When I moved to 1524 N 21 in Oklahoma City, there were flat mostly empty lawns. Now a mini-urban eco-system flourishes. It is beautiful, it is interesting, even during the depths of winter. But alas for me and my little niche of the ecology during this age of peak oil denial, beauty is in the eye of the beholder, and not all beholders are created equal. Some of them carry guns and may compel obedience to their own personal visions of urban beauty and land use.

In case you haven’t figured it out, the code inspectors have been here for a visit. And suddenly, things that have pretty much been fine for a decade are violations. No appeal, no argument, no nothing. They have all the guns on their side, and that is a powerful argument.

So we just spent an hour or so removing all of the beautiful logs and such which have decorated our ecosystem and contributed to the fertility of the property.

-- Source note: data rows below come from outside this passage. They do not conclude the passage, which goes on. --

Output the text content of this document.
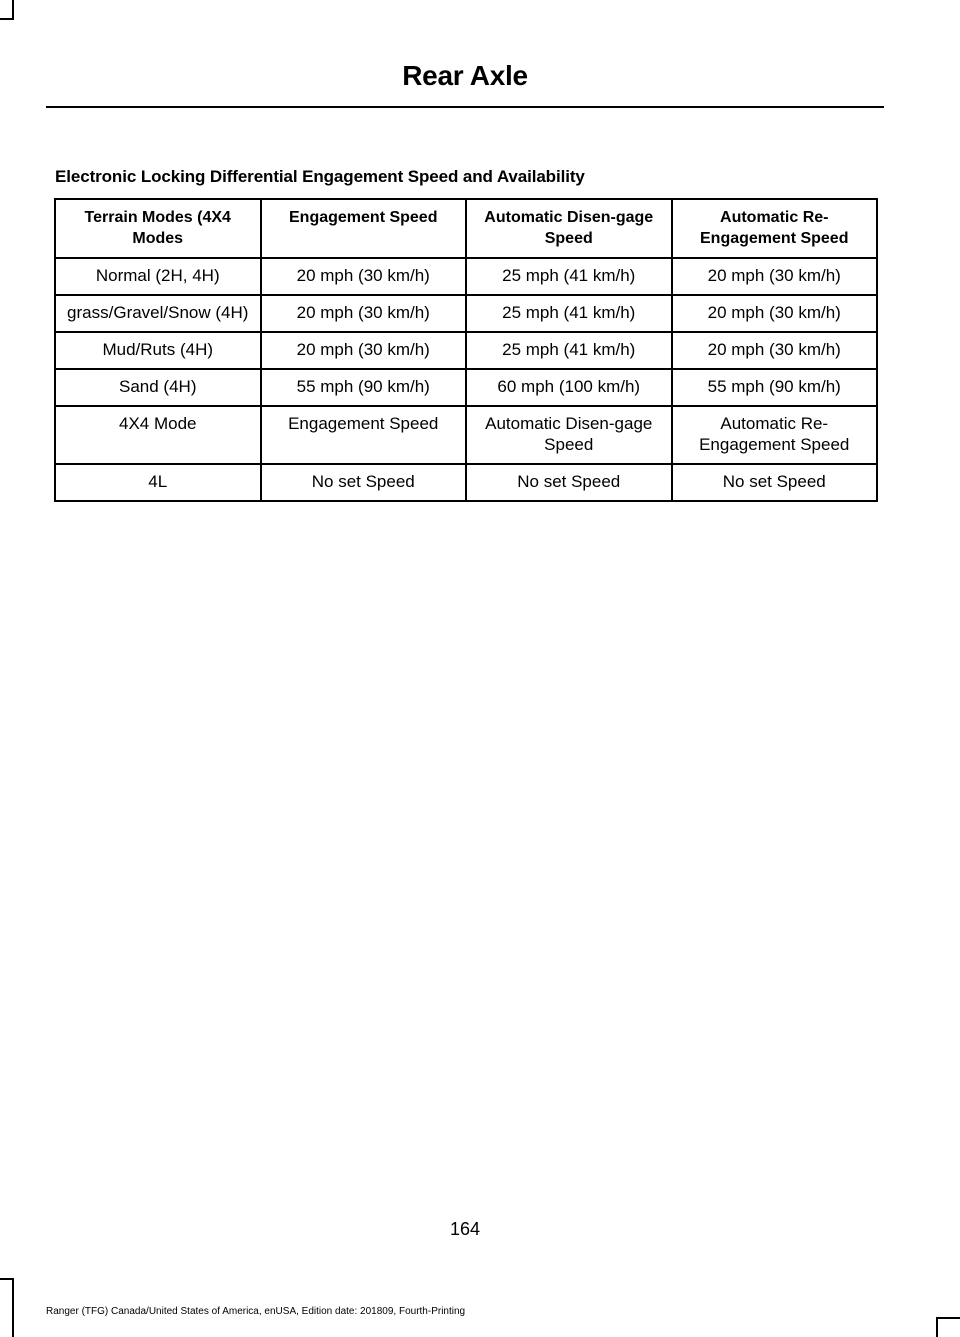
Rear Axle
Electronic Locking Differential Engagement Speed and Availability
Terrain Modes (4X4 Modes	Engagement Speed	Automatic Disen-gage Speed	Automatic Re-Engagement Speed
Normal (2H, 4H)	20 mph (30 km/h)	25 mph (41 km/h)	20 mph (30 km/h)
grass/Gravel/Snow (4H)	20 mph (30 km/h)	25 mph (41 km/h)	20 mph (30 km/h)
Mud/Ruts (4H)	20 mph (30 km/h)	25 mph (41 km/h)	20 mph (30 km/h)
Sand (4H)	55 mph (90 km/h)	60 mph (100 km/h)	55 mph (90 km/h)
4X4 Mode	Engagement Speed	Automatic Disen-gage Speed	Automatic Re-Engagement Speed
4L	No set Speed	No set Speed	No set Speed
164
Ranger (TFG) Canada/United States of America, enUSA, Edition date: 201809, Fourth-Printing
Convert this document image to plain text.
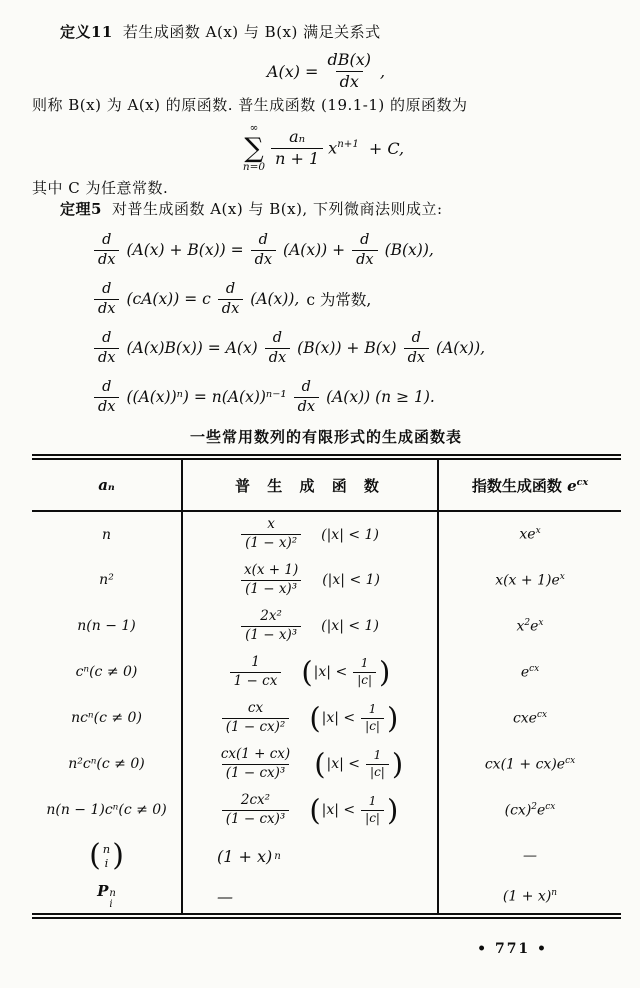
定义11 若生成函数 A(x) 与 B(x) 满足关系式

$A(x) = \frac{dB(x)}{dx}$ ,

则称 B(x) 为 A(x) 的原函数. 普生成函数 (19.1-1) 的原函数为

∞
∑
$n=0 \frac{\text{aₙ}}{n + 1} x^{n+1} + C$,

其中 C 为任意常数.

定理5 对普生成函数 A(x) 与 B(x), 下列微商法则成立:

$\frac{d}{dx} (A(x) + B(x)) = \frac{d}{dx} (A(x)) + \frac{d}{dx} (B(x))$,
$\frac{d}{dx} (cA(x)) = c \frac{d}{dx} (A(x))$, c 为常数,
$\frac{d}{dx} (A(x)B(x)) = A(x) \frac{d}{dx} (B(x)) + B(x) \frac{d}{dx} (A(x))$,
$\frac{d}{dx} ((A(x))^n) = n(A(x))^{n-1} \frac{d}{dx} (A(x)) (n \ge 1)$.
一些常用数列的有限形式的生成函数表
aₙ	普 生 成 函 数	指数生成函数 $e^{cx}$
n	$\frac{x}{\text{(1 − x)²}} (|x| < 1)$	$xe^x$
n²	$\frac{x(x + 1)}{\text{(1 − x)³}} (|x| < 1)$	$x(x + 1)e^x$
n(n − 1)	$\frac{\text{2x²}}{\text{(1 − x)³}} (|x| < 1)$	$x^2e^x$
cⁿ(c ≠ 0)	$\frac{1}{1 - cx}$ ( $|x| < \frac{1}{|c|}$ )	$e^{cx}$
ncⁿ(c ≠ 0)	$\frac{cx}{\text{(1 − cx)²}}$ ( $|x| < \frac{1}{|c|}$ )	cxe$^{cx}$
n²cⁿ(c ≠ 0)	$\frac{cx(1 + cx)}{\text{(1 − cx)³}}$ ( $|x| < \frac{1}{|c|}$ )	$cx(1 + cx)e^{cx}$
n(n − 1)cⁿ(c ≠ 0)	$\frac{\text{2cx²}}{\text{(1 − cx)³}}$ ( $|x| < \frac{1}{|c|}$ )	$(cx)^2e^{cx}$

( n
i )	(1 + x) n	—
P n
i	—	$(1 + x)^n$
• 771 •
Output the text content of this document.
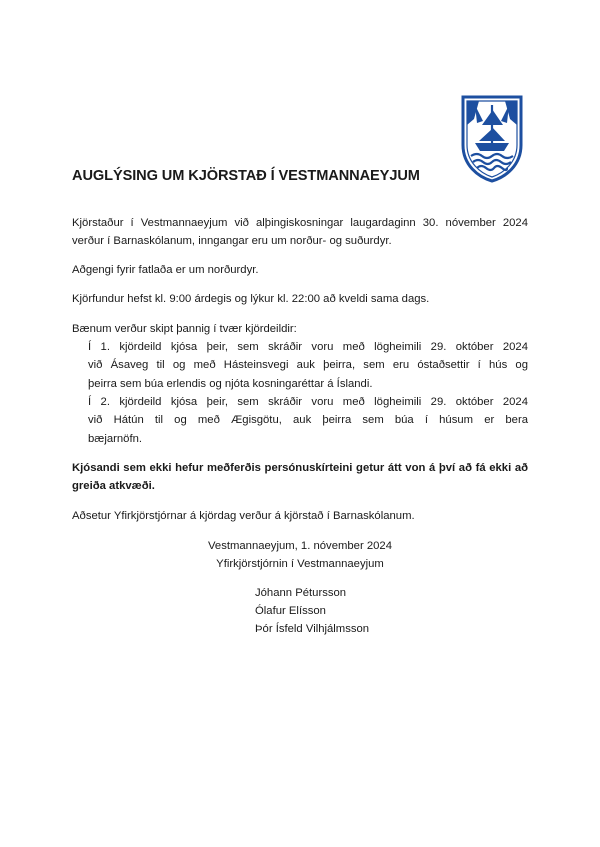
AUGLÝSING UM KJÖRSTAÐ Í VESTMANNAEYJUM
Kjörstaður í Vestmannaeyjum við alþingiskosningar laugardaginn 30. nóvember 2024
verður í Barnaskólanum, inngangar eru um norður- og suðurdyr.
Aðgengi fyrir fatlaða er um norðurdyr.
Kjörfundur hefst kl. 9:00 árdegis og lýkur kl. 22:00 að kveldi sama dags.
Bænum verður skipt þannig í tvær kjördeildir:
Í 1. kjördeild kjósa þeir, sem skráðir voru með lögheimili 29. október 2024
við Ásaveg til og með Hásteinsvegi auk þeirra, sem eru óstaðsettir í hús og
þeirra sem búa erlendis og njóta kosningaréttar á Íslandi.
Í 2. kjördeild kjósa þeir, sem skráðir voru með lögheimili 29. október 2024
við Hátún til og með Ægisgötu, auk þeirra sem búa í húsum er bera
bæjarnöfn.
Kjósandi sem ekki hefur meðferðis persónuskírteini getur átt von á því að fá ekki að
greiða atkvæði.
Aðsetur Yfirkjörstjórnar á kjördag verður á kjörstað í Barnaskólanum.
Vestmannaeyjum, 1. nóvember 2024
Yfirkjörstjórnin í Vestmannaeyjum
Jóhann Pétursson
Ólafur Elísson
Þór Ísfeld Vilhjálmsson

Yes, they are weathered and slowly decaying, but that’s their function in the eco-system. they are giving nourishment to the land from which they grew, since most of them derive from two elms that were on our property but that were taken down during ice and wind storms, and one large dead tree that was hit by lightening. A large chunk of that tree has been slowly nourishing a peach tree that I planted, but no more, now it is laying on a pile awaiting disposition. There are no comfortable places now on which I can sit and watch my garden grow while petting my cats or my dogs.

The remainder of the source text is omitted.